Dick­er­son turned 90 at the end of March, and his ex­er­cise rou­tine rarely varies. His days in­side a box­ing ring are long gone but his fit­ness level re­mains high. There are the weights and the squats, plus walks, and he of­ten swims in the pool be­side the house. The view from the pool is a se­duc­tive one and he talks with af­fec­tion about the way this land­scape plays on the eye.

“The ef­fect of the en­vi­ron­ment here means you’ve got a per­ma­nent en­ter­tain­ment,” he says. He looks up, ges­tures into the dis­tance. “That moun­tain changes all the time. The whole place changes all the time.”

Dick­er­son, not usu­ally one for sen­ti­men­tal­ity, takes a mo­ment to re­flect on his sur­round­ings. Much has changed, much re­mains the same. His pas­sion for horserac­ing goes back to when he was a teenager, when there wasn’t much money to spare but the chance to earn plenty more. When he be­gan paint­ing, he was do­ing it just for him­self, and his pic­tures car­ried that same quiet, soli­tary mourn­ful­ness they do to­day. He re­mains some­thing of an out­sider, and while he’s well rep­re­sented in ma­jor col­lec­tions across Aus­tralia, there’s a sen­si­tiv­ity among his fam­ily about the need for a ret­ro­spec­tive, whether he has re­ceived due recog­ni­tion from his home state of NSW af­ter all these years. Even now, on the eve of a new show in Bris­bane, with Dick­er­son stand­ing as one of the elders of Aus­tralian art, the only mem­ber of the An­tipodean group of 1959 still close to the top of his game, he continues to strug­gle with the chal­lenges of his art.

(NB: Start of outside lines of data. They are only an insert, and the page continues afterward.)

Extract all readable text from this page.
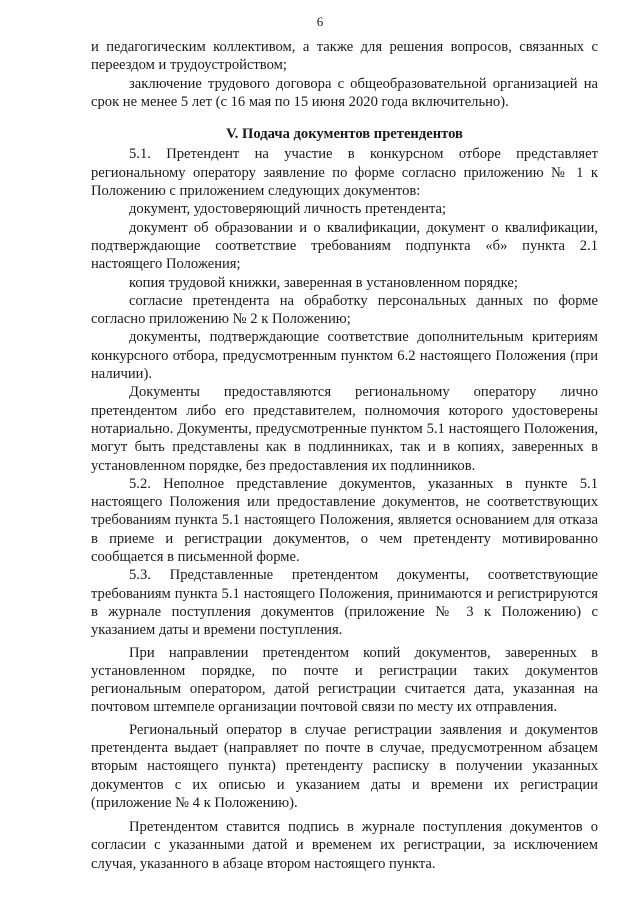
6

и педагогическим коллективом, а также для решения вопросов, связанных с переездом и трудоустройством;

заключение трудового договора с общеобразовательной организацией на срок не менее 5 лет (с 16 мая по 15 июня 2020 года включительно).

V. Подача документов претендентов

5.1. Претендент на участие в конкурсном отборе представляет региональному оператору заявление по форме согласно приложению № 1 к Положению с приложением следующих документов:

документ, удостоверяющий личность претендента;

документ об образовании и о квалификации, документ о квалификации, подтверждающие соответствие требованиям подпункта «б» пункта 2.1 настоящего Положения;

копия трудовой книжки, заверенная в установленном порядке;

согласие претендента на обработку персональных данных по форме согласно приложению № 2 к Положению;

документы, подтверждающие соответствие дополнительным критериям конкурсного отбора, предусмотренным пунктом 6.2 настоящего Положения (при наличии).

Документы предоставляются региональному оператору лично претендентом либо его представителем, полномочия которого удостоверены нотариально. Документы, предусмотренные пунктом 5.1 настоящего Положения, могут быть представлены как в подлинниках, так и в копиях, заверенных в установленном порядке, без предоставления их подлинников.

5.2. Неполное представление документов, указанных в пункте 5.1 настоящего Положения или предоставление документов, не соответствующих требованиям пункта 5.1 настоящего Положения, является основанием для отказа в приеме и регистрации документов, о чем претенденту мотивированно сообщается в письменной форме.

5.3. Представленные претендентом документы, соответствующие требованиям пункта 5.1 настоящего Положения, принимаются и регистрируются в журнале поступления документов (приложение № 3 к Положению) с указанием даты и времени поступления.

При направлении претендентом копий документов, заверенных в установленном порядке, по почте и регистрации таких документов региональным оператором, датой регистрации считается дата, указанная на почтовом штемпеле организации почтовой связи по месту их отправления.

Региональный оператор в случае регистрации заявления и документов претендента выдает (направляет по почте в случае, предусмотренном абзацем вторым настоящего пункта) претенденту расписку в получении указанных документов с их описью и указанием даты и времени их регистрации (приложение № 4 к Положению).

Претендентом ставится подпись в журнале поступления документов о согласии с указанными датой и временем их регистрации, за исключением случая, указанного в абзаце втором настоящего пункта.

“All paint­ing is a ter­ri­ble thing, re­ally, if you’re re­ally se­ri­ous about it,” he says. “You paint a paint­ing and you think it’s mar­vel­lous, and lo and be­hold you go back and see it and it looks lousy.”

It’s why Dick­er­son of­ten de­stroys work he doesn’t like. He might put all his ef­fort into a paint­ing only to find it “pretty dread­ful” when ex­am­ined later. An artist needs to be “very stern about what you put down”, he says, which some­times means paint­ing over some­thing and mov­ing on.

“Be­ing an artist, you’ve got to be in love with it,’’ he says. “You’ve got to be crit­i­cal too.” A CHILD of the De­pres­sion, Dick­er­son worked hard from an early age. He spent hours af­ter school in his fam­ily’s back­yard fac­tory in in­nercity Syd­ney, mak­ing tin mir­ror backs and dis­tribut­ing them around town. Be­fore long he was work­ing in a fac­tory in An­nan­dale, earn­ing 16 shillings and six­pence for a 44-hour week. He was work­ing out on the side and turned to box­ing, with his first fight at the age of 15. In the ring he took on the name Bobby Moody af­ter a suc­cess­ful fighter abroad. The fights were of­ten fixed, which meant more money, since the fighter could earn ex­tra cash by bet­ting on the win­ner. He also trav­elled with Jimmy Shar­man’s box­ing troupe around the state. But his box­ing ca­reer came to an end af­ter 37 fights, and Dick­er­son is far from nos­tal­gic when he thinks of those days in the ring, or the sport in gen­eral.

“I don’t rate it at all,’’ he says. “Any­body who goes to see and watch some poor bas­tard get knocked about, no, I don’t like that.”

He liked the track, though, and an en­dur­ing pas­sion for horserac­ing was set in train. Some­times he’d see his fa­ther at the races, though it was far from a bond­ing ex­pe­ri­ence — they trav­elled separately and spoke only once at the track. He ex­plains: “I hap­pened to back a 19-1 win­ner up at Warwick Farm. He knew I’d backed it. And he went broke and bor­rowed money off me. His horse won so he gave me the money back straight away. About the only time he ever spoke to me.”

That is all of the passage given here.